Пусть там, на земле, копошатся эти жирные, пузатые стряпухи, перемывающие горох, эти злые, сидящие на пороге своих лавок бакалейщики, эти скупердяи, которые только и смотрят, чтобы Микитка не перелез через забор и не забрался на яблоню с райскими яблочками. Зато здесь, на голубятне, он властелин.
Вот над улицей появились новые, еще незнакомые голуби. Микитка берет в руки серого, железнокрылого турмана, поворачивает к себе его сухую граненую, вроде кубика, головку и, глядя прямо в глаза, что-то шепчет.
И поджарый, мускулистый голубь, не отрывая от Микитки соколиных глаз, бормочет в ответ что-то покорное, клятвенное. Тогда Микитка берет в рот крошечный клювик его, словно, прощаясь, целуется, и с вытянутой руки, как с катапульты, выбрасывает турмана в воздух.
Микитка подбегает к самому краю крыши. Я закрываю глаза. Раздается пронзительный, раскалывающий небо свист и вопль. Микитка подпрыгивает, свистит и хохочет. И смешанное с ужасом и страхом сладкое волнение мальчишеского восторга заливает сердце.
Микиткин скакун стремительно бросается напрямик к чужим голубям и, описывая над ними круги, бурчит вроде: «Микитка зовет! Микитка зовет!» И вот уже летит он словно с привязанными к нему подругами. Усаживает их на свою голубятню и все воркует: «Заходите, заходите, будьте как дома». Но те, богатые, роскошные, мохнатоногие, жеманно поворачивают свои головки: «Нет, спасибо, постоим тут». Микиткин турман уже в голубятне: «Да заходите, через порог не разговаривают». И те, роскошные, богатые, продолжая жеманиться, осторожно, чуть пригнув головку, как в келью, входят в голубятню.
А Микитка, затаившись внизу, дергает за веревку, и дверца — хлоп!
И вот уже там, в голубятне, переполох, топот, сердитое великосветское ворчанье. Но поздно, поздно! Микитка навешивает на скобу большой ржавый гвоздь.
А хозяин голубей — веснушчатый Котя Бибиков в берете с красным пушистым помпоном — уже бежит по улице:
— Отдай! Это мои голуби!
— А что, на них написано? — спросит Микитка.
— Ну, отдай по-хорошему, а то хуже будет.
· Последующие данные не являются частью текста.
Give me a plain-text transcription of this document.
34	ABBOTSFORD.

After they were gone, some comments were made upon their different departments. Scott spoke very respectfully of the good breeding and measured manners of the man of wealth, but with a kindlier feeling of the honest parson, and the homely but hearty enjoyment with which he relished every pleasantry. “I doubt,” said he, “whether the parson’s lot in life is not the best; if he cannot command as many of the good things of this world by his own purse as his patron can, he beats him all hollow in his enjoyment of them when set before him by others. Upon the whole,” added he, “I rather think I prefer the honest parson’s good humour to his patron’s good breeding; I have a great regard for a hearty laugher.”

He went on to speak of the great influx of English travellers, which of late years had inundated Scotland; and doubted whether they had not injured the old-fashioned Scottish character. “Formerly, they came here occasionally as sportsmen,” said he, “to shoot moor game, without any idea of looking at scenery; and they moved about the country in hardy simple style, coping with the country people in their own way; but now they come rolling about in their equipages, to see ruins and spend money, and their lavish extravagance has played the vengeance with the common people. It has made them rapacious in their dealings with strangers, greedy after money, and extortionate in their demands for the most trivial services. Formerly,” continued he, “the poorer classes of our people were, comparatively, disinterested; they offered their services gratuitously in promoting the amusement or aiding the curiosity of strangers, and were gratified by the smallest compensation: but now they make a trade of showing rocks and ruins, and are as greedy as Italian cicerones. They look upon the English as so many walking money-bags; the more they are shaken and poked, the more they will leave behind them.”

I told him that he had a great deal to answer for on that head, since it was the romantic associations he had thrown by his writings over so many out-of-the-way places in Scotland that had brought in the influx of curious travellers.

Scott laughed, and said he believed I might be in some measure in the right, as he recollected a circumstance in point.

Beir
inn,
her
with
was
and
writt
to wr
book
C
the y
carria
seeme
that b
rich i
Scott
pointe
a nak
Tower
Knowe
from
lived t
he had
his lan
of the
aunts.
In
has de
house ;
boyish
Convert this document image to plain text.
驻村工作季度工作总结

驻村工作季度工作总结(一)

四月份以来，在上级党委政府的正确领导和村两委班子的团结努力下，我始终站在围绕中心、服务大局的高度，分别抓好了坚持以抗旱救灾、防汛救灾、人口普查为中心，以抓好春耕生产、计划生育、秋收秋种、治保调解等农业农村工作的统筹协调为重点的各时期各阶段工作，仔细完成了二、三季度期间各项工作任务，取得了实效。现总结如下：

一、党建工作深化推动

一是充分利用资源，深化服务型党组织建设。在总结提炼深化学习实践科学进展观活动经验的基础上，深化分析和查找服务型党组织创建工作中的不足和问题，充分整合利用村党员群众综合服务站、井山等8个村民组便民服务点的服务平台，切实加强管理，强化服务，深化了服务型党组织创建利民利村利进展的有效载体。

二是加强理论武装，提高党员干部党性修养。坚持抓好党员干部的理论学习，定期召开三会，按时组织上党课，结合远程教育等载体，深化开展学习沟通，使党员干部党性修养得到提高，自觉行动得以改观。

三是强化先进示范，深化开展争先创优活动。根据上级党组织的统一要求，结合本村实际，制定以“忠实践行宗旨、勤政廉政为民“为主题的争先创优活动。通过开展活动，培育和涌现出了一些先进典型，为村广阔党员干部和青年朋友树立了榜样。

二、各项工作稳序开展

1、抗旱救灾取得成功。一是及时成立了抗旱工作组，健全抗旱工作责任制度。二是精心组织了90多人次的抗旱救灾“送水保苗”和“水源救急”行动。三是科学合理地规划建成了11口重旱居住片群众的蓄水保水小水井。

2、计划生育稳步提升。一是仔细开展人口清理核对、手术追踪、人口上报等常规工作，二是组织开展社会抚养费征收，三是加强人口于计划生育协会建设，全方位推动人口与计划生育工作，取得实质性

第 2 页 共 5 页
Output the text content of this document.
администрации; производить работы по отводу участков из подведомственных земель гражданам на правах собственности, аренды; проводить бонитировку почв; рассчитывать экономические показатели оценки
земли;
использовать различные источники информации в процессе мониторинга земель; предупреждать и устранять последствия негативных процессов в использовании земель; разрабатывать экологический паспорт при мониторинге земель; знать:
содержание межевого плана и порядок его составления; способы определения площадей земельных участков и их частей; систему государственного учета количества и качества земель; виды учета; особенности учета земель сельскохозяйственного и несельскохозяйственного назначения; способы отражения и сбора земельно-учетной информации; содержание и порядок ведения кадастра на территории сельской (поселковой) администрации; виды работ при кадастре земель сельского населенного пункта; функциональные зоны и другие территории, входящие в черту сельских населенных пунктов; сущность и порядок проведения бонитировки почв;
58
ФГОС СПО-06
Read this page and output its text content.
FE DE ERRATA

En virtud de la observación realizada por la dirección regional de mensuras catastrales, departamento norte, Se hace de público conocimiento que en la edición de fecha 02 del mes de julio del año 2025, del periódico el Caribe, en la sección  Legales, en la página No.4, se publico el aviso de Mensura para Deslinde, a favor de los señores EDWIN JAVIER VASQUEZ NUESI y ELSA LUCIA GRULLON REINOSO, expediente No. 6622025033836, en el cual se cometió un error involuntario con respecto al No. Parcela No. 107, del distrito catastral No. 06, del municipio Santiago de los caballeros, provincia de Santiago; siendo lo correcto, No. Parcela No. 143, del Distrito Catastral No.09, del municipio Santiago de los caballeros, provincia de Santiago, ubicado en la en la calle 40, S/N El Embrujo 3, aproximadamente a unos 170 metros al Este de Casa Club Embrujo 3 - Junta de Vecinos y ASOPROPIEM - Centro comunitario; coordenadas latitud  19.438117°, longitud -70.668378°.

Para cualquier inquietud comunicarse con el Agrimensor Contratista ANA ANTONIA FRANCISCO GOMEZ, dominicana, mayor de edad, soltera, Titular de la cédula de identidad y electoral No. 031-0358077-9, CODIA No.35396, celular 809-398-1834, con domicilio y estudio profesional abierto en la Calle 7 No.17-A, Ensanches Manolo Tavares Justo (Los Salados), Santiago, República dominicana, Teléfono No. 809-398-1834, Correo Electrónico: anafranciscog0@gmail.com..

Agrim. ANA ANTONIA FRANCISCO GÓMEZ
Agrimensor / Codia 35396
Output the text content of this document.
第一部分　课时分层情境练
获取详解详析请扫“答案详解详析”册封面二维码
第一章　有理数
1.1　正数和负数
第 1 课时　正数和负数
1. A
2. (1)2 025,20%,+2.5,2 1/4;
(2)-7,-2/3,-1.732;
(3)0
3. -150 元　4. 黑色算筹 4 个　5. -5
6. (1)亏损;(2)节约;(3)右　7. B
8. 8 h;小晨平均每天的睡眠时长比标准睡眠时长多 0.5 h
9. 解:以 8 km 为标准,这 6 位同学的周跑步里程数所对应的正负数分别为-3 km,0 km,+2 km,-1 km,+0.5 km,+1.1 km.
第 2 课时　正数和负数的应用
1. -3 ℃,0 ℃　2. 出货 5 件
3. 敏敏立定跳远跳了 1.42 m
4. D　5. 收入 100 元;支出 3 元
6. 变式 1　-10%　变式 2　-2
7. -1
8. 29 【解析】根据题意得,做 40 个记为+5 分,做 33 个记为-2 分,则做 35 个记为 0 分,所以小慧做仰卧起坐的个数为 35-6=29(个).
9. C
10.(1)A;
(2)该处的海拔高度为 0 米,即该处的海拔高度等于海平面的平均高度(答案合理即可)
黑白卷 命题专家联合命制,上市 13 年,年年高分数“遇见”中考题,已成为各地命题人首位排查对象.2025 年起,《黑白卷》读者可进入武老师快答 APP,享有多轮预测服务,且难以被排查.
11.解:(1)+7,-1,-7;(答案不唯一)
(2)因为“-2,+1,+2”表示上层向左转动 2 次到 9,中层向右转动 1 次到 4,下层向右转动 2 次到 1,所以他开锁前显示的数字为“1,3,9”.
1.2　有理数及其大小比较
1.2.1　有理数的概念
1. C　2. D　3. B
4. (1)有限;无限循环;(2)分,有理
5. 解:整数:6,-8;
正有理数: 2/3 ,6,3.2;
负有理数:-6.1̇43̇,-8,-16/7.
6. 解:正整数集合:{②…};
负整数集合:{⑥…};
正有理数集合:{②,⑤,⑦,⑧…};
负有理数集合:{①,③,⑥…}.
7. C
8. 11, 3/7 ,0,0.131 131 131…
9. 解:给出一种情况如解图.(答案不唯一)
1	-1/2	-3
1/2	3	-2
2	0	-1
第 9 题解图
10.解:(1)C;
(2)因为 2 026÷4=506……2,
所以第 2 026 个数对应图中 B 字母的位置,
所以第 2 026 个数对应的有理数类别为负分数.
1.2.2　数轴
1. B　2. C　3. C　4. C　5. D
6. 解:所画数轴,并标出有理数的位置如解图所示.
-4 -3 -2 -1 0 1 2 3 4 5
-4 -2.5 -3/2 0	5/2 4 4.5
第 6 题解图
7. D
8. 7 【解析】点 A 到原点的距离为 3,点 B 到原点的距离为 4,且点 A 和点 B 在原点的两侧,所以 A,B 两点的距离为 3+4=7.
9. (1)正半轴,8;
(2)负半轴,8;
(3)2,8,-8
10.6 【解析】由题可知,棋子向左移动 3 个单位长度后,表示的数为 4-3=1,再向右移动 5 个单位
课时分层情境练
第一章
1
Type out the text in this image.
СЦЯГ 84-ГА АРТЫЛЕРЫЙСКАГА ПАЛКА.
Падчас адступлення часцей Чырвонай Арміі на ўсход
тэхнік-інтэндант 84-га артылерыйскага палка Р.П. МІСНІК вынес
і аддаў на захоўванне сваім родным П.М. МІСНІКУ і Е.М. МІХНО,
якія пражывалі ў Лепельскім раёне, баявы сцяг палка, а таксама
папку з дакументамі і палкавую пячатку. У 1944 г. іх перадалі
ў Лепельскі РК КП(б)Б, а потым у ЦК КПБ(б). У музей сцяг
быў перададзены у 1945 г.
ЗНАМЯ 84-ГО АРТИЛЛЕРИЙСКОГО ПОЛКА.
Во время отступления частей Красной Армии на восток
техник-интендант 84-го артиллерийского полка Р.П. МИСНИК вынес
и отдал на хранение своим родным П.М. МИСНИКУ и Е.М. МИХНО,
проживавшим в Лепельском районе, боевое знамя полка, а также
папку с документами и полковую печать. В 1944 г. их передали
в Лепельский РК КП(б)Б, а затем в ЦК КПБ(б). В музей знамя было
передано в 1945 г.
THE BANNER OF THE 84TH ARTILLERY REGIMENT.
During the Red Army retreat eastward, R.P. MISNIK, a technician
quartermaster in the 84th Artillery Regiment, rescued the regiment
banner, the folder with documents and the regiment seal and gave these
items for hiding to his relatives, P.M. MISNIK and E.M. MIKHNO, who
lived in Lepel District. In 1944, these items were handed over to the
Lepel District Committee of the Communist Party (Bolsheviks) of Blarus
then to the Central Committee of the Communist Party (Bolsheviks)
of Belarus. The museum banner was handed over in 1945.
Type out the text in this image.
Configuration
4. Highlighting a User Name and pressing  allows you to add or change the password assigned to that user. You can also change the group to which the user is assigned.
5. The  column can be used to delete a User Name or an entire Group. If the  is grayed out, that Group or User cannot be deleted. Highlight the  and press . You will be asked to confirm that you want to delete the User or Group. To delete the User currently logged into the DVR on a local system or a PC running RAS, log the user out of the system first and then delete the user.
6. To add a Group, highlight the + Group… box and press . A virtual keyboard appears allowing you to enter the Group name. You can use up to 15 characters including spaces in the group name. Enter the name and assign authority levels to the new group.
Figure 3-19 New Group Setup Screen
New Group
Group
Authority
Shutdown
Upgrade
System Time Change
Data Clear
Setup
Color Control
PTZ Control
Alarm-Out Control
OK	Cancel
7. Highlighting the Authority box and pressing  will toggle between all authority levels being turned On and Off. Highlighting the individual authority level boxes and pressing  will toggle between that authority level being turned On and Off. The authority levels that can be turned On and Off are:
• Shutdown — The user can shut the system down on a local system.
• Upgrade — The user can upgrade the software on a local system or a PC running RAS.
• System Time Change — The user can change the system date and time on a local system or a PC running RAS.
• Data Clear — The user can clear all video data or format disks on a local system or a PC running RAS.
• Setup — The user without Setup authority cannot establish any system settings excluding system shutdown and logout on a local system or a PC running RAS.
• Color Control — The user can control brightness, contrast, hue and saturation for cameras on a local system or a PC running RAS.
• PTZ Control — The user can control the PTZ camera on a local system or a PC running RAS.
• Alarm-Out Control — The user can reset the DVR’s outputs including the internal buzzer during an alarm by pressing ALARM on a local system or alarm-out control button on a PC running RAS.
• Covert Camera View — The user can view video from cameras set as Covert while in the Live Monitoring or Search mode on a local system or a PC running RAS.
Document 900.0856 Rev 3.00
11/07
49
— Хуже не будет! — равнодушно ответит Микитка.
— Ну, отдай! Вот видишь, я же тебя прошу, — умоляет Котя.
— Так проси не проси, а на фу-фу не выйдет, — так же небрежно ответит Микитка.
— Ну, зачем на фу-фу? — говорит Котя. — На фу-фу не надо. Я разве не понимаю?
Микитка подтягивает штаны.
— У тебя мошна толстая, во какие щеки!
— А ты моих щек не касайся! — кричит Котя. — Щеки мои и мои!
— Ну, ладно, — примирительно скажет Микитка, — сколько дашь?
— А сколько просишь?
И начинается торг и купецкое хлопанье по рукам: «Ну, будь я проклят — последняя цена!» — «А вот провались я в тартарары — моя последняя!»
11. Овечка едет в Америку
Раздался водопадный грохот, задребезжали стекла, заколебалась земля, хриплый трубный крик «но!», «вье!» наполнил улицу. Я выбежал за ворота. Прямо на меня несся с кнутом в руках стоящий во весь рост на фаэтоне Туна Кабак. Искры из-под копыт взлетали выше крыш, и пена с лошадиных губ падала и испарялась на горячем булыжнике. Меня оглушило гремящее «тпру-у!», и фаэтон остановился как раз у наших ворот. Туна Кабак — краснорожий, обожженный солнцем и ветром, — сошел с козел; удушливо запахло попоной, дегтем, конской мочой. Туна надел на морды коней торбы с овсом, ударил кнутом по голенищу и спросил:
— Ну, кто тут едет в Америку?
Овечка в новой соломенной каскетке свистел в сливовую косточку и, прыгая на одной ножке, кричал:
— А мы едем в Америку! А мы едем в Америку!
— Ну, американец, — сказал Туна Кабак, — ты пришлешь мне доллары?
— Ага, — отвечал Овечка.
— Вот сейчас, когда ты в каскетке, ты говоришь «ага» и готов отдать мне даже миллион, а когда наденешь цилиндр, что ты скажешь тогда, мальчик? Ты скажешь: «Туна Кабак, я тебя не знаю и никогда не знал», — печально проговорил извозчик. — Может быть, кто поставит мне шкалик? Нет, я дождусь этого шкалика, как посылки от американского президента.
Пришел Котя в голубой каскетке и вместо «здравствуйте» сказал:
— Па-де-Кале — Ламанш. Вы увидите Азорские острова.
Но бабушка Лея безжизненно взглянула на него, она хотела бы лучше умереть у этого заросшего крапивой забора.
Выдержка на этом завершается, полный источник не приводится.